Rumors may also help explain Trump’s appeal. In a recent interview, Time magazine’s Michael Scherer pressed Trump on his use of rumors. “What am I going to tell you? I tend to be right,” the president told him. “I’m an instinctual person, I happen to be a person that knows how life works.” In other words, Trump’s rumors feel true to him, even if they can’t be verified. Trump’s words also feel true to his supporters, almost like an article of faith. He is making a connection on a deep emotional level that, once established, is difficult to break.
However, Trump’s predilection for rumors over facts is dangerous, for it leaves him wide open to manipulation. Unwittingly or not, Trump has spread rumors that originated in Russia. The story spread by the White House that President Obama used British intelligence to spy on Trump and his associates started as a story on RT, the Kremlin-backed propaganda outlet. On the campaign trail, Trump quoted a report that appeared to originate on Sputnik, another Kremlin-backed media outlet. At a March 30 Senate intelligence committee hearing, Clint Watts, a former FBI agent and an expert on Russian disinformation, explained in striking terms the problem with having a rumor-monger for a president:
Rumors do work on the campaign trail, but they are toxic to the presidency. Credibility is one of the president’s strongest assets, never more so than in moments of crisis. Trump seems not to understand that, as president, he is the authority, and the White House is the place where rumors end, not where they begin. If President Trump truly wants to make America great again, he must stop spreading rumors.
If Trump won’t quash rumors, others must do it for him. Many news organizations are now regularly refuting the president’s rumors. This effort harkens back to World War II, when rumors were an even bigger problem then they are now. Robert Knapp, the OSS’ rumor expert, founded a “rumor clinic” in Boston that collected rumors and sought to put and end to them. A column first published in the Boston Herald in 1943 quoted the rumor in italics followed by the word FACT. Rumor clinics opened in many cities, but quickly faded following a clash with the Roosevelt administration’s Office of War Information. Government bureaucrats wanted to smother rumors with facts, rather than call attention to them by singling them out for disproof. (For more on this click here.)

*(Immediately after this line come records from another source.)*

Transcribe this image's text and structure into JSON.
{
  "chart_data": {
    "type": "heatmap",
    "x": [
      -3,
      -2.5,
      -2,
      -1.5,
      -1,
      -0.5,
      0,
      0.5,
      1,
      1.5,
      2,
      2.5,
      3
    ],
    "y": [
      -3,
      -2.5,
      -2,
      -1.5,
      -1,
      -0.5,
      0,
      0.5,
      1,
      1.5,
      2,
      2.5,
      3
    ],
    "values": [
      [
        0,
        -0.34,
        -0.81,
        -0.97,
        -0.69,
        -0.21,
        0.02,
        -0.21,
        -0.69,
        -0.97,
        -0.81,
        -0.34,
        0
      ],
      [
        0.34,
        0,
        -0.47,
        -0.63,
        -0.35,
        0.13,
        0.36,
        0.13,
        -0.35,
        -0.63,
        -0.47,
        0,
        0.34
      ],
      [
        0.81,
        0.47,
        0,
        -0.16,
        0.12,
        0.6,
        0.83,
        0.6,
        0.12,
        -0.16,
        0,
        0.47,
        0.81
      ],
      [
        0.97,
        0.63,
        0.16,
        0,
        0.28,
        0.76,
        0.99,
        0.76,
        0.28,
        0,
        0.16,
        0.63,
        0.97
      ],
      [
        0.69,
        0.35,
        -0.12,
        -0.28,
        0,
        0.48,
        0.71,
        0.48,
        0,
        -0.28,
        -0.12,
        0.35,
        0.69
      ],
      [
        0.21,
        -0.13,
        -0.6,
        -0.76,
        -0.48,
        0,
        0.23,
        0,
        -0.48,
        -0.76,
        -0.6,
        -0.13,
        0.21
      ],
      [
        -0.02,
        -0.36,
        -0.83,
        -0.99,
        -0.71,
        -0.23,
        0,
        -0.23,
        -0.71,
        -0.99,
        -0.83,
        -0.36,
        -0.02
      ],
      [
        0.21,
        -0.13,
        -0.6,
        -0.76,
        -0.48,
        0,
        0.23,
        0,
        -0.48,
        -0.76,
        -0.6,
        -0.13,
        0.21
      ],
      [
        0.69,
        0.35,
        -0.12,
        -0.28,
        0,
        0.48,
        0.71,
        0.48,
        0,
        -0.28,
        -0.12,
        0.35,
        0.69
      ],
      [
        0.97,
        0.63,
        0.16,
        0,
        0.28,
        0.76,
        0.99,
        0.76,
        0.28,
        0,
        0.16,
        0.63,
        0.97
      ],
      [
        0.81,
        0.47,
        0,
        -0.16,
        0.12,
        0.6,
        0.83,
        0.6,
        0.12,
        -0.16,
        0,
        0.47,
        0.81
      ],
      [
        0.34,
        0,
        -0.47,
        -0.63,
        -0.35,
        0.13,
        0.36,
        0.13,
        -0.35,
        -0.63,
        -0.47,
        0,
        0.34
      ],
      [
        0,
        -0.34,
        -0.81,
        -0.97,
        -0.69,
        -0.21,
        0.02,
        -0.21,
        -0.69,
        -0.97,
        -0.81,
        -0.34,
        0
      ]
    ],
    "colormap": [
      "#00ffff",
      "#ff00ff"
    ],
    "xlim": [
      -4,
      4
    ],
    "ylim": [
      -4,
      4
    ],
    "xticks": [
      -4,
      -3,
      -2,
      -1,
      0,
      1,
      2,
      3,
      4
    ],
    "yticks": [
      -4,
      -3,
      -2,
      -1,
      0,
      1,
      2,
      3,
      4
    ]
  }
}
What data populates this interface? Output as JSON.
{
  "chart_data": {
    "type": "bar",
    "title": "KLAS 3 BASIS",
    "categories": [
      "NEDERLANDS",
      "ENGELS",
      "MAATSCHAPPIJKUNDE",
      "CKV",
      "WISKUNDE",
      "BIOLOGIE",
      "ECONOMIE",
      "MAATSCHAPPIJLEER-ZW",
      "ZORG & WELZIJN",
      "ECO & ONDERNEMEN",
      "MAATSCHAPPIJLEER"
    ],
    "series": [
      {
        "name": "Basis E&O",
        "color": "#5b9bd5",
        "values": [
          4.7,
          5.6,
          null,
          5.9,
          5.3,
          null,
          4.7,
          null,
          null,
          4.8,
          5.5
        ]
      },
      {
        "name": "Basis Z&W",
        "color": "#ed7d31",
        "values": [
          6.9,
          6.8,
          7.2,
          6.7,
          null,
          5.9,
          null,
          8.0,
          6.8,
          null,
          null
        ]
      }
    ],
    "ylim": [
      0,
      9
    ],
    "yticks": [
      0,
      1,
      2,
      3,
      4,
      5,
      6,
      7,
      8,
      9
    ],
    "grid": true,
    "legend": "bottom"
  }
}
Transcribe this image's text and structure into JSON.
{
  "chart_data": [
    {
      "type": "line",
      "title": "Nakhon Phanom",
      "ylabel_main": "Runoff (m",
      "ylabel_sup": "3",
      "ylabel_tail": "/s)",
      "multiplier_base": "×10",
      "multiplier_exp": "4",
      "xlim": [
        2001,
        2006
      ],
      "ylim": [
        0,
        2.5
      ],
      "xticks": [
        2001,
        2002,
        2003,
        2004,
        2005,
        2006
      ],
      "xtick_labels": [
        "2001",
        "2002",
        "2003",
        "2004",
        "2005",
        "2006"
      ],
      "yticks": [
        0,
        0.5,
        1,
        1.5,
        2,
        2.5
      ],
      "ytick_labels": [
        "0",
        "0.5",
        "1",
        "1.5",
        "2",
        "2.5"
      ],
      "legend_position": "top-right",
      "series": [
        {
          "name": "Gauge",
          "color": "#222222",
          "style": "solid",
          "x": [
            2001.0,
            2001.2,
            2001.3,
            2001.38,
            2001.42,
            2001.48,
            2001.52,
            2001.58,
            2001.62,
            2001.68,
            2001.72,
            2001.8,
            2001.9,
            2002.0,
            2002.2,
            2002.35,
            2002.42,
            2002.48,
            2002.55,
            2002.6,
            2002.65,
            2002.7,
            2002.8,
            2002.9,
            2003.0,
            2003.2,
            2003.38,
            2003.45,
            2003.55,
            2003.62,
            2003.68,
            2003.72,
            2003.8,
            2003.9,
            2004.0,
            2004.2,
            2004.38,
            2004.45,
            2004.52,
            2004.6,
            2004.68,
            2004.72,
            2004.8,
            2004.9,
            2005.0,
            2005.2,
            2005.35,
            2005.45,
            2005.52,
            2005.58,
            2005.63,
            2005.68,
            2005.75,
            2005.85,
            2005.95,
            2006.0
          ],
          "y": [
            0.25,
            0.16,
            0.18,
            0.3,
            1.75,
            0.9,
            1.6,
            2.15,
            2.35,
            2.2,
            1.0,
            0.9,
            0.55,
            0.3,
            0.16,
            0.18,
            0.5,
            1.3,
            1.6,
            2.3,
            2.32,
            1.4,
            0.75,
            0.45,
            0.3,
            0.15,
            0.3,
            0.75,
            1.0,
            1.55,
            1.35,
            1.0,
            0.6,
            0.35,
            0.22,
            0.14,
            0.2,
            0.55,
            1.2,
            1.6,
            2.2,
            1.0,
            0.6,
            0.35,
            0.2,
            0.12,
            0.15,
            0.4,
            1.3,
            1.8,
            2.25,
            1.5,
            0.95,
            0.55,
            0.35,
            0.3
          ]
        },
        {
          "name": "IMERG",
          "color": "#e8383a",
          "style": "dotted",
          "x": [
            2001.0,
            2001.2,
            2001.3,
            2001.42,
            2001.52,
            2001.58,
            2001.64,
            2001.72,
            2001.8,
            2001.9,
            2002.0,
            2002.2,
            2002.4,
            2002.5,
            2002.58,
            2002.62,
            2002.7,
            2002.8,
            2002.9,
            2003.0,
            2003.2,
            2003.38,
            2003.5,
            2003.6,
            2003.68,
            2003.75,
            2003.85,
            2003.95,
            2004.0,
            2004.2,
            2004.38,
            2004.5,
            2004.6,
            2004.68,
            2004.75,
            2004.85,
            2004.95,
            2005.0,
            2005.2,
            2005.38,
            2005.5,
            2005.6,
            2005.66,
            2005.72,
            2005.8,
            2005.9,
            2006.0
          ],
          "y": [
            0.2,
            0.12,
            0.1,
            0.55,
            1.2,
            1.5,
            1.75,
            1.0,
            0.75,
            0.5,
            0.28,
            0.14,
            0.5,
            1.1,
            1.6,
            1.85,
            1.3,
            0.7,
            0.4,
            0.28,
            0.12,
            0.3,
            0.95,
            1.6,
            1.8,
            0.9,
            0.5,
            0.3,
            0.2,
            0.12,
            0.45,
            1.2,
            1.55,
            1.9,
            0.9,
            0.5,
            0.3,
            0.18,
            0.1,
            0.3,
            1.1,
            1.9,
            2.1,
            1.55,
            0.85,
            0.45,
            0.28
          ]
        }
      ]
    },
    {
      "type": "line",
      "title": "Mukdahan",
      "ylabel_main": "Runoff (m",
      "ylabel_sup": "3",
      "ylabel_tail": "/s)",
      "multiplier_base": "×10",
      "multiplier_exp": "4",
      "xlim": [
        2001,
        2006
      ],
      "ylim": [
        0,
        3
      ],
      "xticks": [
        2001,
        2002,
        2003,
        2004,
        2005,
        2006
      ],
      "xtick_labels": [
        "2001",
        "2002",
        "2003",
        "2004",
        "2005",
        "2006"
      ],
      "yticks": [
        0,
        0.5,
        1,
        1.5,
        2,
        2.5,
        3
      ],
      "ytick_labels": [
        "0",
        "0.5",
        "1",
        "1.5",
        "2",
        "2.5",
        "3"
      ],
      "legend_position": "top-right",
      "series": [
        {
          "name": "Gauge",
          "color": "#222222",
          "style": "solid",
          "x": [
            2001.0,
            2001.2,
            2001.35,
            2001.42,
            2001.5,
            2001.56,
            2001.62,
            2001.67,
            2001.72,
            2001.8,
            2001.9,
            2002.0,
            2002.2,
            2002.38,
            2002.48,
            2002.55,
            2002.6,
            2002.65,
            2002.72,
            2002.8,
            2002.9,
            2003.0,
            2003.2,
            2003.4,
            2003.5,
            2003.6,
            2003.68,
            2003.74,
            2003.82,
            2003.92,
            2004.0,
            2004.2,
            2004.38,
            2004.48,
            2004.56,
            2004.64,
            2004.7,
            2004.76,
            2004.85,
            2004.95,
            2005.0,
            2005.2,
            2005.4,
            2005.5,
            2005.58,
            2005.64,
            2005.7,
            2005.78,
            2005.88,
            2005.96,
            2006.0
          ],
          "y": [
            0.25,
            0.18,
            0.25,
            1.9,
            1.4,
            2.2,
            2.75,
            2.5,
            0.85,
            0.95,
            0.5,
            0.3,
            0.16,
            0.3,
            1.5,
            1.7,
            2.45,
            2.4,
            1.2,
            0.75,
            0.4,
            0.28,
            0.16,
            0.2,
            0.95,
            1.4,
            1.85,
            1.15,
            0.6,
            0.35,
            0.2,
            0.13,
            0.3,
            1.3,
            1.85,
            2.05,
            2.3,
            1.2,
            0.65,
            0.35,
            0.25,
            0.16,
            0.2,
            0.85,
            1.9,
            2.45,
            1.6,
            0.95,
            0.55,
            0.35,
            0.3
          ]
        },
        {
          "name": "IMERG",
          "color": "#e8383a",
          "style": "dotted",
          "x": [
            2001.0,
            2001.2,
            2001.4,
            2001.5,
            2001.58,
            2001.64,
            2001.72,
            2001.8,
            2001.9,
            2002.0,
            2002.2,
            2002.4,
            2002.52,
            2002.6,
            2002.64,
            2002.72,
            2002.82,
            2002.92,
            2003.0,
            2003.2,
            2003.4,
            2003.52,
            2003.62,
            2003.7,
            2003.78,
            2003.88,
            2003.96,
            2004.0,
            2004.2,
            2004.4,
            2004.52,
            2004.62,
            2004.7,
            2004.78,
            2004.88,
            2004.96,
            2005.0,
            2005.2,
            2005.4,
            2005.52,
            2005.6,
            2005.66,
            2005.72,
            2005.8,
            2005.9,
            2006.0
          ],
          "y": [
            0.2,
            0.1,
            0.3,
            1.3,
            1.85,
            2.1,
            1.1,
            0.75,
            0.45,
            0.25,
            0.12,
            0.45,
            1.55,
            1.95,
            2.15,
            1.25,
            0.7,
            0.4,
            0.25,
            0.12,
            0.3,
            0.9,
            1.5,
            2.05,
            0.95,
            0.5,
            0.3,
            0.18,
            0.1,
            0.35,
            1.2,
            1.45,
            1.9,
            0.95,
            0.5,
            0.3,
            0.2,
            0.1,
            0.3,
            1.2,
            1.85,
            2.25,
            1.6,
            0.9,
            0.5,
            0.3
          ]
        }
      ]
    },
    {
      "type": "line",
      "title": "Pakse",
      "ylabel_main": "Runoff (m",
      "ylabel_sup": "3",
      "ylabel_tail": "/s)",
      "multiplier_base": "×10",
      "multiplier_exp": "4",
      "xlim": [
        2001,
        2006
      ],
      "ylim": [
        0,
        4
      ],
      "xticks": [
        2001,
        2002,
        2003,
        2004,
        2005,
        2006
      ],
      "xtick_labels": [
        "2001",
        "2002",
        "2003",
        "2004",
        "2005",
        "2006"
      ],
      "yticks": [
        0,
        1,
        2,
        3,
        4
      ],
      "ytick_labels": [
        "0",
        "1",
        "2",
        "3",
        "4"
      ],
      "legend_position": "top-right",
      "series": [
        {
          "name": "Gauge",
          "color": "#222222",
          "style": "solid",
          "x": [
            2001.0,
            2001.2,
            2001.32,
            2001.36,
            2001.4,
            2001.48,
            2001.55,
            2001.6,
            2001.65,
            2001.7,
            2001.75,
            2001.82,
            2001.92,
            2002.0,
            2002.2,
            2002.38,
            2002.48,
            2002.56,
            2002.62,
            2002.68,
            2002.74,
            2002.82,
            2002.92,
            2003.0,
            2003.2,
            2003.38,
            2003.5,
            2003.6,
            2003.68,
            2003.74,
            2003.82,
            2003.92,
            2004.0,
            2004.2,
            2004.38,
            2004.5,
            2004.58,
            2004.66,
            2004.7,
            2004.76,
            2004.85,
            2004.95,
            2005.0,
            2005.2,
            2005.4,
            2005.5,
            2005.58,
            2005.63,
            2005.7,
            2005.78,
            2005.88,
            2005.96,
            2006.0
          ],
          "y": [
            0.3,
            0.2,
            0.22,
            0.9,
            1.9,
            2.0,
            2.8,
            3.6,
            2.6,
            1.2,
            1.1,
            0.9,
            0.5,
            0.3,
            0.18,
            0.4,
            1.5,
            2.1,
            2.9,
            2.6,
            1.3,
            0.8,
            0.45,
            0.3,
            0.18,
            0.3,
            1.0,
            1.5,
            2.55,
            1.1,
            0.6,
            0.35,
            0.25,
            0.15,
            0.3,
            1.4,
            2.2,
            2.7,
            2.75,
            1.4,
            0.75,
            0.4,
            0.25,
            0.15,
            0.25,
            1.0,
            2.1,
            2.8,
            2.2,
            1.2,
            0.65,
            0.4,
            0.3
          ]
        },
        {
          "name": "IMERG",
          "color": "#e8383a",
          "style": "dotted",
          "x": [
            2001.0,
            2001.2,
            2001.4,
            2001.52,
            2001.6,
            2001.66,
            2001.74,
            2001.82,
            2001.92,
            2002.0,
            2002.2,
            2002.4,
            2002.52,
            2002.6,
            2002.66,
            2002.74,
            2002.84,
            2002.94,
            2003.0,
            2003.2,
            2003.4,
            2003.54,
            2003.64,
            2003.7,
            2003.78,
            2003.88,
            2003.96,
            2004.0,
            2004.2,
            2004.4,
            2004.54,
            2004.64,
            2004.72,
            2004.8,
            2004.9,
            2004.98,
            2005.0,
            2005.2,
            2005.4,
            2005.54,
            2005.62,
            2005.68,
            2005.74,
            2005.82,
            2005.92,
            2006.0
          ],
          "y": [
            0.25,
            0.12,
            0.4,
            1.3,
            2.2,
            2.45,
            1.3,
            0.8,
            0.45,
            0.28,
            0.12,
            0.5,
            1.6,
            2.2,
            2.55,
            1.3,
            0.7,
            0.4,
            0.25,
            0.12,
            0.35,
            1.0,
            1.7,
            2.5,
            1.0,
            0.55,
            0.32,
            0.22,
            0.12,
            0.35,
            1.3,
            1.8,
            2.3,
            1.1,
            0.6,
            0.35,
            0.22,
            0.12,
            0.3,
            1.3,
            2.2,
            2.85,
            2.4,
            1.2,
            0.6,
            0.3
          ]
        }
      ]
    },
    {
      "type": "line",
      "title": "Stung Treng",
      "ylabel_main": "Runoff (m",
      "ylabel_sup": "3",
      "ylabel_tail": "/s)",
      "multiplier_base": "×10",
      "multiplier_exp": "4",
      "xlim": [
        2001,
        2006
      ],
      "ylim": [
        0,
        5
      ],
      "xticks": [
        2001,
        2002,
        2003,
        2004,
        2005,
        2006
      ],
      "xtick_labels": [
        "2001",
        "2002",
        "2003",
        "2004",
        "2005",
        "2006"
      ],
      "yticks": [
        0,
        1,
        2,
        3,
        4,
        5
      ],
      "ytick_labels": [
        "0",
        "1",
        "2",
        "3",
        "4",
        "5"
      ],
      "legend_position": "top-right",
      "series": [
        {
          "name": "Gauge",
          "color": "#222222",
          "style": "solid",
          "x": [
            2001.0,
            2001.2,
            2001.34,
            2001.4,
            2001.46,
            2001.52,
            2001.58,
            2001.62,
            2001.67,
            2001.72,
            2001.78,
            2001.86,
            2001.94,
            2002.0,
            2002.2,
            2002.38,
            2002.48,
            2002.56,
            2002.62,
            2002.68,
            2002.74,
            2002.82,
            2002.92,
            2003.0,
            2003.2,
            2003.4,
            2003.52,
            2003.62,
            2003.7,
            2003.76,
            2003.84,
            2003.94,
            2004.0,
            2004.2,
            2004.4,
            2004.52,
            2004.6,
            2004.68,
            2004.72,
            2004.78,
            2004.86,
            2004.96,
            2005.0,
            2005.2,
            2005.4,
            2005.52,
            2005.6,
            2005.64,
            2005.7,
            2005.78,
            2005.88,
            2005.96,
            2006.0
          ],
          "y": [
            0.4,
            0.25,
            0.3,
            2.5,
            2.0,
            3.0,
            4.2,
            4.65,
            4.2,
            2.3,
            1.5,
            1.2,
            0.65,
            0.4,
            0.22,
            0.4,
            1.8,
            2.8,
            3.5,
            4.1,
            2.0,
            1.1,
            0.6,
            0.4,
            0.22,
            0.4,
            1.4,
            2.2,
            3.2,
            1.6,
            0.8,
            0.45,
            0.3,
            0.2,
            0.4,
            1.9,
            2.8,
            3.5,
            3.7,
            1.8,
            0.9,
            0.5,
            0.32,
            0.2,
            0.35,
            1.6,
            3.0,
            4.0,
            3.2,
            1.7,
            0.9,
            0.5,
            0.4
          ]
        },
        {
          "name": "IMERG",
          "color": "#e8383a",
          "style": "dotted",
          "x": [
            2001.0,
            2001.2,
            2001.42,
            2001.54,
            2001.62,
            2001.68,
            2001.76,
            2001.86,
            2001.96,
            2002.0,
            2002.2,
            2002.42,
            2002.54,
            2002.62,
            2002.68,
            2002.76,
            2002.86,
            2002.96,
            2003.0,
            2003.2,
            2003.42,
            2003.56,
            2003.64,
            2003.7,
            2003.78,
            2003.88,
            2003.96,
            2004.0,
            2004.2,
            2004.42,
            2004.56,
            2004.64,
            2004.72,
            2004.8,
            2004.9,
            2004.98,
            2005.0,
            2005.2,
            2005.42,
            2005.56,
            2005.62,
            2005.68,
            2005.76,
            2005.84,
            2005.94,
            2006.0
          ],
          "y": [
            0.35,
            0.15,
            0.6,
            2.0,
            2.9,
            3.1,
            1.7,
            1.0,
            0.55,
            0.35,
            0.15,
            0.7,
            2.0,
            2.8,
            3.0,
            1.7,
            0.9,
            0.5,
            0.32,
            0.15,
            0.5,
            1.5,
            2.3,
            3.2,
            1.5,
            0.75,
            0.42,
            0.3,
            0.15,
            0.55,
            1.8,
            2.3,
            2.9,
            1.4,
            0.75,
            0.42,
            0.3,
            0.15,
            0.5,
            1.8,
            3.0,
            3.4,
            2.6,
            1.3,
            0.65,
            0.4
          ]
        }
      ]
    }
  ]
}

Knapp proposed that rumors could serve as an “index of morale.” They may be a better gauge of the true state of public opinion than any poll or survey. Rumors allow expression of the deeply held beliefs and fears that won’t be repeated to a stranger. A look at the rumors prevalent in American society show we are a deeply divided along racial, political, and religious lines. Many Americans have little or no confidence in our elected leaders. We distrust our own news sources.
In sum, American morale has been deeply wounded. We are much weaker than we think we are.